It’s All Journalism: What Will Become of Classical Arts Journalism?

It’s All Journalism is a weekly conversation about the changing state of the media and the future of journalism.

Robert Bettmann worries about what will come of arts reporting as amateur criticism takes off on the Internet.

“When we think of arts writing, most of what people are thinking of is criticism,” said Bettmann, the managing editor of an arts magazine, Bourgeon. He is forever concerned about what will become of the arts writing profession, now that every twenty-something can start a blog.

“I worry about the future of arts journalism.
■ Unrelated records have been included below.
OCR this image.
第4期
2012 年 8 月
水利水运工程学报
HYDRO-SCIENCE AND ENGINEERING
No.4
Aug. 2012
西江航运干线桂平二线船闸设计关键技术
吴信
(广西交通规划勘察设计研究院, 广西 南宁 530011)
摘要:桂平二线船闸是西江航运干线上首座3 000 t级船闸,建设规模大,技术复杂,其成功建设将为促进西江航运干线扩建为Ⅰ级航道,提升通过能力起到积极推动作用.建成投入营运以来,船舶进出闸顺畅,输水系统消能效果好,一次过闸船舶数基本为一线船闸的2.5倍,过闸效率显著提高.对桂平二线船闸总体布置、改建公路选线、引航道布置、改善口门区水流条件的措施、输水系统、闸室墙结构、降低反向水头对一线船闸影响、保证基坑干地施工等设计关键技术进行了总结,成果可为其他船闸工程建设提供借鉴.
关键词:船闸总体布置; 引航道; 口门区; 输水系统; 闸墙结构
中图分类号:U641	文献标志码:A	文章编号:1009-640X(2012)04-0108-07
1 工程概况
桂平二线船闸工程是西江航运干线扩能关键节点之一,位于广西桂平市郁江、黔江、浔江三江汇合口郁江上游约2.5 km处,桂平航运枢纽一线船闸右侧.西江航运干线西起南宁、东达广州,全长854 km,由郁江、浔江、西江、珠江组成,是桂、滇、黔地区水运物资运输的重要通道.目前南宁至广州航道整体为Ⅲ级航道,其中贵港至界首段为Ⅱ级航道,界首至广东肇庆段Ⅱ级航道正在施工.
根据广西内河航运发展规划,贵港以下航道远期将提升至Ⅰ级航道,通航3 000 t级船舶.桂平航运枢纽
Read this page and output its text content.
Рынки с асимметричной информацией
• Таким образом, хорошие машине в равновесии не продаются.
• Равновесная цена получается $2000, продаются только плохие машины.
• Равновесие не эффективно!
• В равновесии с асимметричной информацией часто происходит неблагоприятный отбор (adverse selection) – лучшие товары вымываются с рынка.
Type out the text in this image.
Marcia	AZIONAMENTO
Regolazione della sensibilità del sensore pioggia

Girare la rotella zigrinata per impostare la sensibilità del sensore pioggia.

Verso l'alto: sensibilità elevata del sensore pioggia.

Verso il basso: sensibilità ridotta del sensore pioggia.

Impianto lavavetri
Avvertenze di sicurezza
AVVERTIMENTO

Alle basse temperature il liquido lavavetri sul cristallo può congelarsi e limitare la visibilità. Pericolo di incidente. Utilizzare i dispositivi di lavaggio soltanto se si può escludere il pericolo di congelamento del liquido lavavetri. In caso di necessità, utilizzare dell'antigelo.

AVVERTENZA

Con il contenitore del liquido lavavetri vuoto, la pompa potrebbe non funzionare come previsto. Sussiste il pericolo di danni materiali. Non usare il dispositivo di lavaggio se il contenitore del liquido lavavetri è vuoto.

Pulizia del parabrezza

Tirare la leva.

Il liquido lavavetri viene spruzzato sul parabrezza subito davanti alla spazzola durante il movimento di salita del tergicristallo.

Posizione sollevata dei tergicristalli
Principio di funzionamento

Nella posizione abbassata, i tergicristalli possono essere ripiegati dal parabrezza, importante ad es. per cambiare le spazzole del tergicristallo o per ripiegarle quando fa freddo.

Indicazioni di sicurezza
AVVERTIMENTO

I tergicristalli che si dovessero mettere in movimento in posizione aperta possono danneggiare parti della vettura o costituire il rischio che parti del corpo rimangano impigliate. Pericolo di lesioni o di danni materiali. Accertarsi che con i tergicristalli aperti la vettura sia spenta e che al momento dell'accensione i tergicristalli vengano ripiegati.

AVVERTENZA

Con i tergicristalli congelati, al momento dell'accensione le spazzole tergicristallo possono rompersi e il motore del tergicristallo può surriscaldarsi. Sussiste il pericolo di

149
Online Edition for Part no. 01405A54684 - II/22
I feel like we are losing some of the qualities that have lead to the best achievements in the arts over the course of history,” said Bettmann.

In his career, Bettmann has focused on classical music and classical dance. He has no problem with popular culture, but he doesn’t think people should mistake the latest “Batman” movie as a substitute for classical art. Classical art takes time to digest and mull over. Pop culture tends to be easier to understand.

Bettmann said more classical music and dance outlets are trying to promote themselves through elaborate public relations campaigns because traditional news groups have stopped covering them. The Chicago Symphony, for example, has started producing its own magazine.

“The public doesn’t get the same thing in terms of independence of judgment,” said Bettman, about media and publications produced by arts organizations. Bettmann said it is important to maintain professional, independent classical art criticism, which he said has evolved over centuries.